Kazakhstan boosts agricultural exports, enhancing trade with EU
Kazakhstan is one of the non-European Union countries which will benefit from the European Investment Bank’s €465 million fund recently approved to support agriculture. Export grow is expected to follow.
Kazakhstan is one of the non-European Union countries which will benefit from the European Investment Bank’s €465 million fund recently approved to support agriculture.
The fund is part of the Pan-European Agricultural Programme, a €3 billion programme launched in July to back agriculture and agribusiness investment initiatives.
The programme aims at enhancing sustainability, closing financing gaps, supporting young farmers, and advancing climate-resilient practices. It is the largest-ever financing initiative for the agricultural sector, approved by the European Investment Bank (EIB) Board.
Boosting exports
The funds come at a time when Kazakhstan is undertaking reforms to enhance its agricultural sector, and the Central Asian republic is seeking to not only meet domestic needs but also boost exports.
According to the Prime Minister’s Office, the government is reforming financial and subsidy systems to support agricultural enterprises and enhance the production and leasing of domestic agricultural machinery.

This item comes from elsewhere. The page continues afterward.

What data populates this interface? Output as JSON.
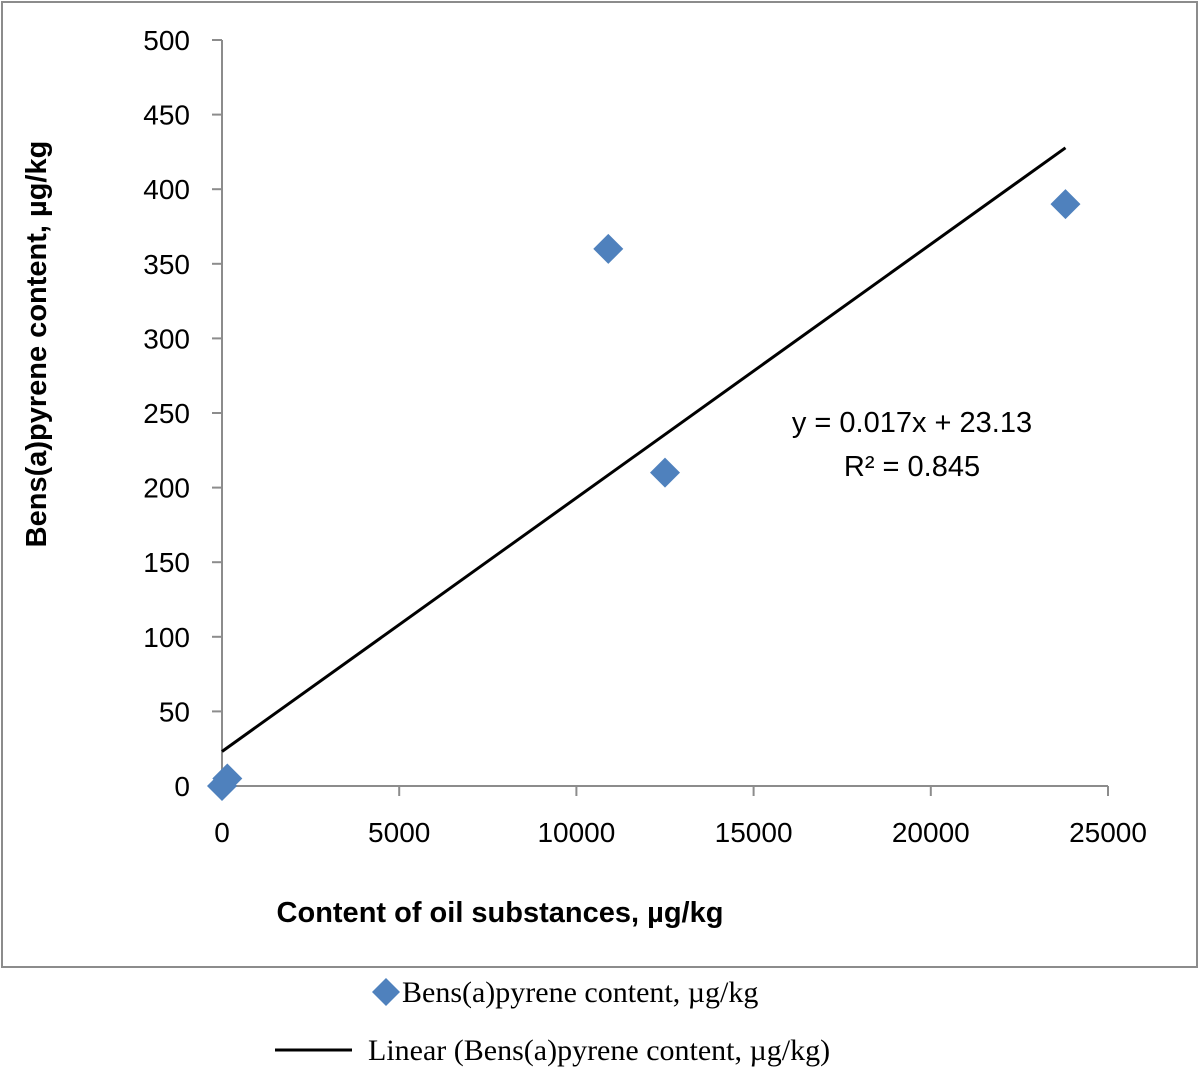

The country’s agricultural machinery production is set to grow from €498 million to €568 million by 2025. Machinery sales reportedly increased 52 per cent compared to the previous year.
Positive outlook
Kazakhstan has seen a rise in crop exports, in particular barley, lentils and corn. The Ministry of Agriculture expects this positive trend to continue even in the first half of 2025.
1.8 million tons of grain have already been exported in the period between September and October, marking an increase of 48 per cent compared to the same period last year.
Lentil exports increased sevenfold and reached 80,000 tons, most of which was sent to European countries. Rice producers increased exports by 47 per cent by developing new markets in Azerbaijan and Belarus.
In addition, for 2024-2025, Kazakhstan plans to break the record for exporting oil products to China, increasing the volume to $250 million. Oil processors anticipate reaching $300 million in exports of vegetable oils and grist to China.
The Ministry reaffirmed it is working on diversifying export routes and expanding sales markets. “The 2024 harvest is 45 per cent higher in terms of gross, as well as in quality, which creates a reserve for export sales,” it emphasised.
Exports to EU
Kazakhstan is one of the top ten grain exporters, supplying eight million tons of wheat and two million tons of flour to over 80 countries. It holds significant potential for increasing agricultural trade with the EU.
In his recent state visit to France, Kazakh President Kassym-Jomart Tokayev highlighted his country’s agricultural importance for global food security. Therefore, he encouraged French firms to explore investment and technological partnerships.
In his previous capacity as Agriculture Commissioner, Janusz Wojciechowski described Kazakhstan as a growing market opportunity for European agricultural food and beverage exports.
Under the former Commission mandate, he led a delegation of 39 agri-food businesses and organisations from across the EU to Astana and Almaty and discussed ways to expand cooperation in the sector with Kazakh Prime Minister Oljas Bektenov.
Given the strategic importance Kazakhstan has gained since the beginning of the Russian invasion of Ukraine, new Agriculture Commissioner Christophe Hansen might be encouraged to take cooperation one step further.
As it is, Italy is Kazakhstan’s biggest exporting partner, with export volumes reaching $13 billion in 2022. China comes in second with exports worth $10 billion, followed by the Russian Federation with $8 billion.
The Netherlands, France, Romania, and Spain find themselves in the top ten exporting partners of Kazakhstan, with notably lesser export volumes compared to Italy, highlighting the space and potential for agricultural trade to grow.
Logistical challenges
But despite the potential for growth, logistical challenges and access to international markets remain key issues in the sustainable development of Kazakhstan’s agricultural sector.
An October report by the United States Department of Agriculture argues that these challenges, coupled with a lower wheat quality outlook due to poor weather during harvest and trade issues with Russia, forced Kazakhstan to lower its wheat export estimate.
Farmers in Kazakhstan have noted bids are lower this harvest due to quality concerns, while traders hope that low prices might be the cure to bring back demand from markets such as Iran and Azerbaijan.
The report also mentions allegations arising from Kazakh exporters who claim that the stealing of grain shipments from sealed wagons when transiting through the territory of Uzbekistan has turned into a regular practice.
It also positively notes that Kazakhstan continues to boost its transit potential between China and Europe through the Middle Corridor, which, as of August, saw 2.2 million tons of cargo being transported through it, 27 per cent more than the same period last year.